D-Separation#

Algorithm for testing d-separation in DAGs.

d-separation is a test for conditional independence in probability distributions that can be factorized using DAGs. It is a purely graphical test that uses the underlying graph and makes no reference to the actual distribution parameters. See [1] for a formal definition.

The implementation is based on the conceptually simple linear time algorithm presented in [2]. Refer to [3], [4] for a couple of alternative algorithms.

Here, we provide a brief overview of d-separation and related concepts that are relevant for understanding it:

Blocking paths#

Before we overview, we introduce the following terminology to describe paths:

  • “open” path: A path between two nodes that can be traversed

  • “blocked” path: A path between two nodes that cannot be traversed

A collider is a triplet of nodes along a path that is like the following: ... u -> c <- v ...), where ‘c’ is a common successor of u and v. A path through a collider is considered “blocked”. When a node that is a collider, or a descendant of a collider is included in the d-separating set, then the path through that collider node is “open”. If the path through the collider node is open, then we will call this node an open collider.

The d-separation set blocks the paths between u and v. If you include colliders, or their descendant nodes in the d-separation set, then those colliders will open up, enabling a path to be traversed if it is not blocked some other way.

Illustration of D-separation with examples#

For a pair of two nodes, u and v, all paths are considered open if there is a path between u and v that is not blocked. That means, there is an open path between u and v that does not encounter a collider, or a variable in the d-separating set.

For example, if the d-separating set is the empty set, then the following paths are unblocked between u and v:

  • u <- z -> v

  • u -> w -> … -> z -> v

If for example, ‘z’ is in the d-separating set, then ‘z’ blocks those paths between u and v.

Colliders block a path by default if they and their descendants are not included in the d-separating set. An example of a path that is blocked when the d-separating set is empty is:

  • u -> w -> … -> z <- v

because ‘z’ is a collider in this path and ‘z’ is not in the d-separating set. However, if ‘z’ or a descendant of ‘z’ is included in the d-separating set, then the path through the collider at ‘z’ (… -> z <- …) is now “open”.

D-separation is concerned with blocking all paths between u and v. Therefore, a d-separating set between u and v is one where all paths are blocked.
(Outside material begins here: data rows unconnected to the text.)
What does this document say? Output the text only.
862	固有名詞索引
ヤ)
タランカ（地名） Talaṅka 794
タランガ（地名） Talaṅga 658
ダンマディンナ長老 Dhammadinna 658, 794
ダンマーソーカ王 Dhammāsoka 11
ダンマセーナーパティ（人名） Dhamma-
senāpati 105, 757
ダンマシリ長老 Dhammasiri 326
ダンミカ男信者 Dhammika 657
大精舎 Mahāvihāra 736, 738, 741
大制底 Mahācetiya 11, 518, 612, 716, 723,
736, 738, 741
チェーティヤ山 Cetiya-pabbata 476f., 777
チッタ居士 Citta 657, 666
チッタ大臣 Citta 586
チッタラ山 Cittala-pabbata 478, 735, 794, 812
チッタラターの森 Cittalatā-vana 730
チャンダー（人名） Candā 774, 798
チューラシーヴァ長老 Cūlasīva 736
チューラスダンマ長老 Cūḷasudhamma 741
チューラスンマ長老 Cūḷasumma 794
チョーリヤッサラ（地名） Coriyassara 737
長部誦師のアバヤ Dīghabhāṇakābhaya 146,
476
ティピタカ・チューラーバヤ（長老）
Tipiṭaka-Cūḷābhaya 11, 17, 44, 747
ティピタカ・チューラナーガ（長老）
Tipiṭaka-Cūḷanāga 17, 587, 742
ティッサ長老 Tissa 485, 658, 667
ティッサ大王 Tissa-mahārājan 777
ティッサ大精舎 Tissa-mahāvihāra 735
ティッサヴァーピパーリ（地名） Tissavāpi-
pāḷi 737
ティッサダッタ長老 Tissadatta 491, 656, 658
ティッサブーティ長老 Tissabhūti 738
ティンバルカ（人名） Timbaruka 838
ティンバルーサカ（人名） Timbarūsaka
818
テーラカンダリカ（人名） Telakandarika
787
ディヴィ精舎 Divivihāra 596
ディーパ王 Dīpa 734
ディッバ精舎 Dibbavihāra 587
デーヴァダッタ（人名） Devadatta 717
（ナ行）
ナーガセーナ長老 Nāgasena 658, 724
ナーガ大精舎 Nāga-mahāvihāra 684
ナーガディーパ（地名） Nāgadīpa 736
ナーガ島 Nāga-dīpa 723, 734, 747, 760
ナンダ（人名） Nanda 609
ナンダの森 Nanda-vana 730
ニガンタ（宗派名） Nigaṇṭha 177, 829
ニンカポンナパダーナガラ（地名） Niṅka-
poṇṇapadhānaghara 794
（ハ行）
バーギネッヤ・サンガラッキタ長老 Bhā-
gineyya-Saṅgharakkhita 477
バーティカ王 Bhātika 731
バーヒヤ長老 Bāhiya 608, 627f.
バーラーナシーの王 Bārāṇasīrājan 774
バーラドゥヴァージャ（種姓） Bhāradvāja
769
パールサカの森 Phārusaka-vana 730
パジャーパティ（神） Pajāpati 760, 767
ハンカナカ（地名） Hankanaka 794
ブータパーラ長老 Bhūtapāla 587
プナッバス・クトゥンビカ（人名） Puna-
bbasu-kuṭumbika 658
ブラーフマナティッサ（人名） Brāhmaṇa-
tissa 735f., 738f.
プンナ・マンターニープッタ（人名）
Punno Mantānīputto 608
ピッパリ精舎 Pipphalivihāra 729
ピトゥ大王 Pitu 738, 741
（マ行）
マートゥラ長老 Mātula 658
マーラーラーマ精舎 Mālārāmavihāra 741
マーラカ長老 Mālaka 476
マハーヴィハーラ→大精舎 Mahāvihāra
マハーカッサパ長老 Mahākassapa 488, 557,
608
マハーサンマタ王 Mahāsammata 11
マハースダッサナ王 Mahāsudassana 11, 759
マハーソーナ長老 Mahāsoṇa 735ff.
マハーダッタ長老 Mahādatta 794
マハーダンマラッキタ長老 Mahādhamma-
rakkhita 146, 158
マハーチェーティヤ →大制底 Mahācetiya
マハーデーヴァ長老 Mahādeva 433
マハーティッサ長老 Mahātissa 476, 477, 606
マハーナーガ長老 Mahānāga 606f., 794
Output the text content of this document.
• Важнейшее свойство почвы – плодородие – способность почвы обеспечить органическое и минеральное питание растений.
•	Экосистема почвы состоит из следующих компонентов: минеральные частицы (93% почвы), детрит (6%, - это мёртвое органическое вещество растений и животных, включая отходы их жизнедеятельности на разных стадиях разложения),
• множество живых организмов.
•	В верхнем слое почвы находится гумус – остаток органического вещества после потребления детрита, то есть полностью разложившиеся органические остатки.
D-separation and its applications in probability#

D-separation is commonly used in probabilistic graphical models. D-separation connects the idea of probabilistic “dependence” with separation in a graph. If one assumes the causal Markov condition [5], then d-separation implies conditional independence in probability distributions.

Examples#

>>>
>>> # HMM graph with five states and observation nodes
... g = nx.DiGraph()
>>> g.add_edges_from(
...     [
...         ("S1", "S2"),
...         ("S2", "S3"),
...         ("S3", "S4"),
...         ("S4", "S5"),
...         ("S1", "O1"),
...         ("S2", "O2"),
...         ("S3", "O3"),
...         ("S4", "O4"),
...         ("S5", "O5"),
...     ]
... )
>>>
>>> # states/obs before 'S3' are d-separated from states/obs after 'S3'
... nx.d_separated(g, {"S1", "S2", "O1", "O2"}, {"S4", "S5", "O4", "O5"}, {"S3"})
True

References#

[1]

Pearl, J. (2009). Causality. Cambridge: Cambridge University Press.

[2]

Darwiche, A. (2009). Modeling and reasoning with Bayesian networks. Cambridge: Cambridge University Press.

[3]

Shachter, R. D. (1998). Bayes-ball: rational pastime (for determining irrelevance and requisite information in belief networks and influence diagrams). In , Proceedings of the Fourteenth Conference on Uncertainty in Artificial Intelligence (pp. 480–487). San Francisco, CA, USA: Morgan Kaufmann Publishers Inc.

[4]

Koller, D., & Friedman, N. (2009). Probabilistic graphical models: principles and techniques. The MIT Press.

d_separated(G, x, y, z)

Return whether node sets x and y are d-separated by z.